Within its portfolio, the group stands out among the dividends it receives from CaixaBank, of which it holds 30%, and Naturgy, of which it holds 26.7%. His percentage in both companies means more than 600 million so far this year. Bank of East Asia, in which it holds 18.9%, is in line with the remuneration demanded by the organization. Cellnex (4.5%) is a different case, an organization more focused on growth. It has more than 2% from Telefónica and for months has had a policy of increasing its participation based on the purchase of small packages of shares.
In addition to its large industrial and financial holdings, in 2018 Criteria embarked on a path to diversify its portfolio. By looking for companies – always from the OECD – that have dividends as one of their priorities, the firm has built up a portfolio that stood at €2,171 million as of June 30. With the exception of Portuguese Sonai dedicated to retail trading, the group does not exceed the minimum level to communicate participation in any case.
Criterion moves forward with sale of Sabah
Criterion is also in the running to sell Sabah Car Park Group, which controls 99.5%, while investing in shares of listed companies around the world. The group, headed by Isidre Fainé, initiated the divestment in September and has been in talks for weeks with Interparking, a Belgian group with around 400,000 locations around Europe.
Negotiations are moving forward on the right foot, so it’s already in the exclusivity stage. There is no set date on which the operations could be closed, although the business holding always stated that they wanted to sign the transaction within a year from when it was opened.
Sabah’s case has become rare within the range of norm investors. In none of them it owns more than 30%, so the group wants to adapt its current strategy of percentages and remain a minority shareholder in the company, which will have a presence in up to 14 countries: Germany, Andorra, Austria, Belgium, Spain, Slovakia, Italy, Czech Republic, United Kingdom, Romania, Poland and Netherlands.
The disinvestment comes after a previous attempt that was scrapped with the coronavirus outbreak in 2020. Criterion marketed its investment shortly before the massive spread of Covid and received offers from Australian Macquarie and Proa Capital. However, the price could not meet the demands of the holding company and the advent of the pandemic cut short the entire process.
Sabah also reduced its losses to 11 million in 2021 compared to 44 million registered in 2020, a year in which the company still recorded the impact of Covid19 on its activity in the first quarter.
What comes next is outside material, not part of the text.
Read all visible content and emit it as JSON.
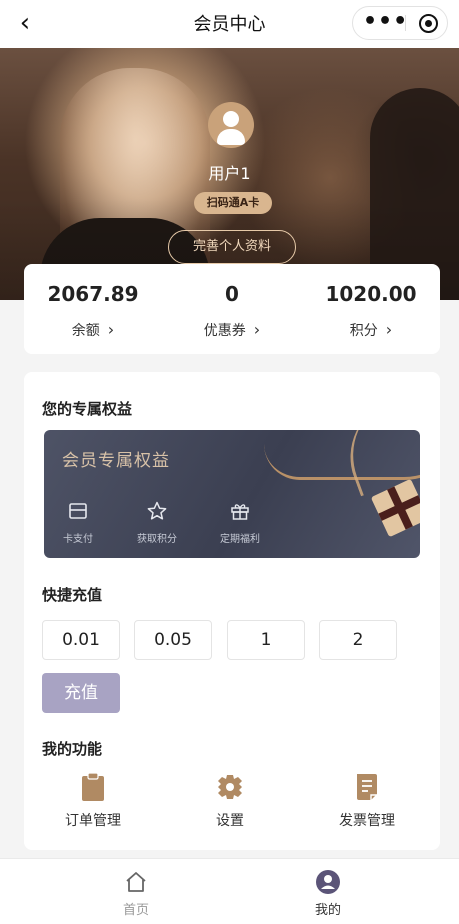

The company reached 234 million in revenue during the past year, 18% higher than 2020 and 22% lower than 2019, the year before the pandemic. Ebitda reached 103 million, which is 43% higher than in 2020, but still 25% lower than the Ebitda registered in 2019.
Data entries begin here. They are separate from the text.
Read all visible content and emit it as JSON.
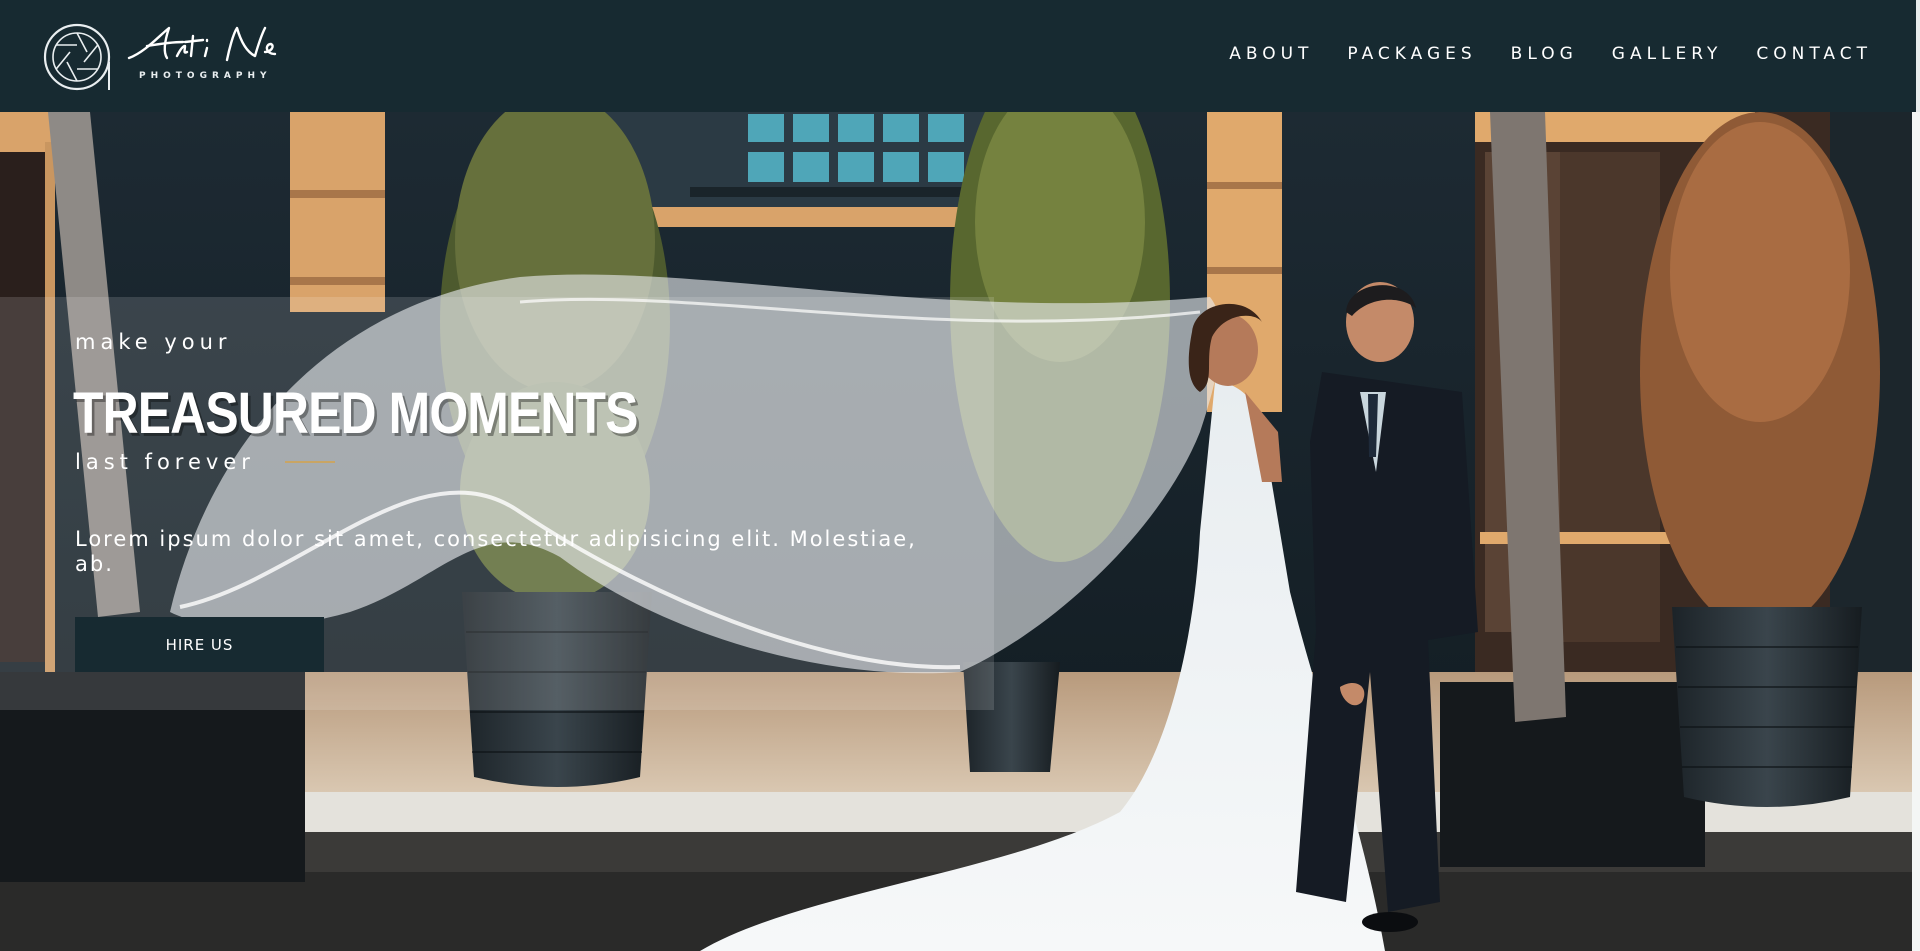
{
  "brand": {
    "script_name": "Arti Ne",
    "tagline": "PHOTOGRAPHY"
  },
  "nav": {
    "items": [
      {
        "label": "ABOUT"
      },
      {
        "label": "PACKAGES"
      },
      {
        "label": "BLOG"
      },
      {
        "label": "GALLERY"
      },
      {
        "label": "CONTACT"
      }
    ]
  },
  "hero": {
    "kicker": "make your",
    "headline": "TREASURED MOMENTS",
    "subheadline": "last forever",
    "description": "Lorem ipsum dolor sit amet, consectetur adipisicing elit. Molestiae, ab.",
    "cta_label": "HIRE US",
    "photo_subject": "bride-and-groom-photo"
  },
  "colors": {
    "header_bg": "#172a31",
    "button_bg": "#172a31",
    "accent_line": "#c9a564",
    "text": "#ffffff"
  }
}
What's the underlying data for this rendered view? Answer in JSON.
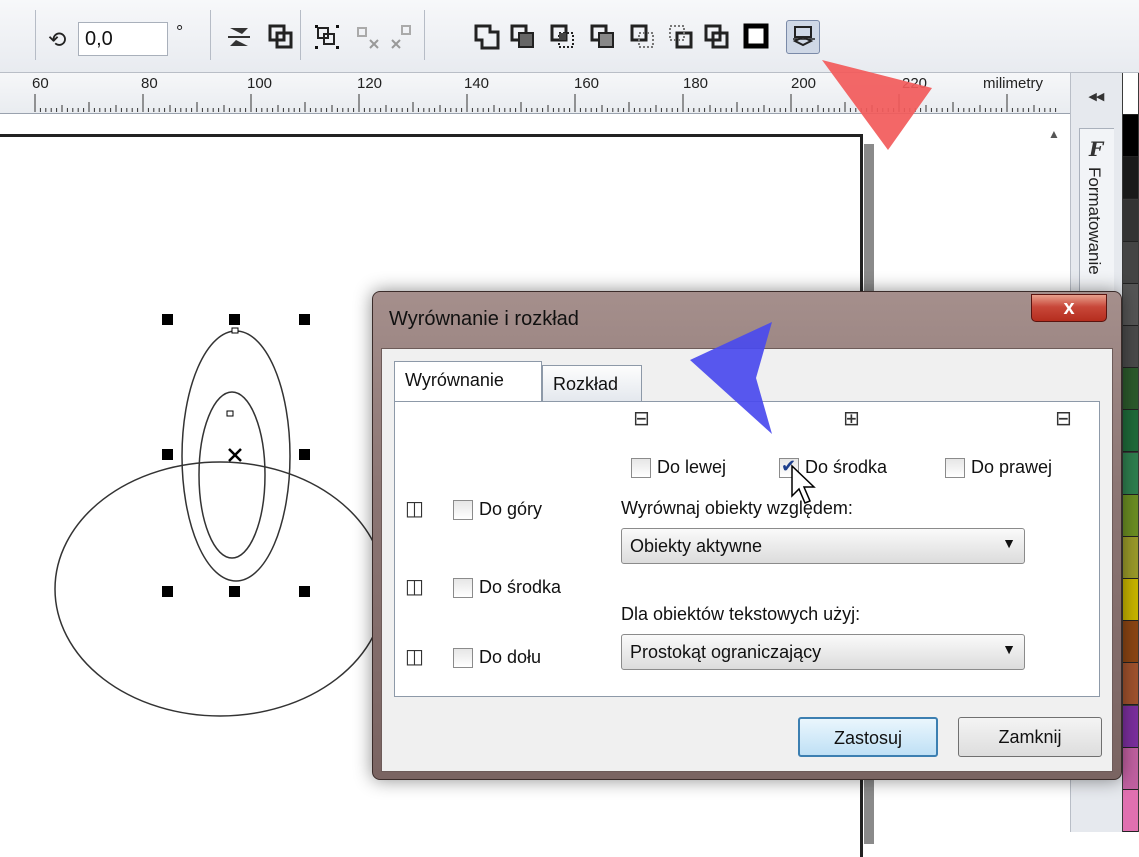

Now, the firm already looks to be at similar levels to pre-Covid, so the Catalan group chose to reactivate sales. According to Criterion accounts, the organization is valued at 689 million after the impact of the pandemic.
For the first quarter of 2022, Sabah still had 13% less revenue and 20% less EBITDA than the same period in 2019, according to the latest data available from the company. Virus.
Car Park Group signed a new refinance in July for 465 million euros, which it was supposed to pay to the bank on 31 December. The firm extended the period into a short renewal while waiting for the new shareholder to make a long-term decision on what to do with the liability.
who is interparking
Interparking is one of the European giants in the parking sector. It is currently controlled by three shareholders: Dutch pension fund APG, which holds a 40% stake; Insurer AG, more than 50%, and the firm Parkimo.
The company has not made its results public in the last two years. In 2019, it achieved a revenue of 148.4 million euros. It has more than 418,000 seats across the continent and is the market leader in Belgium, the Netherlands and Germany.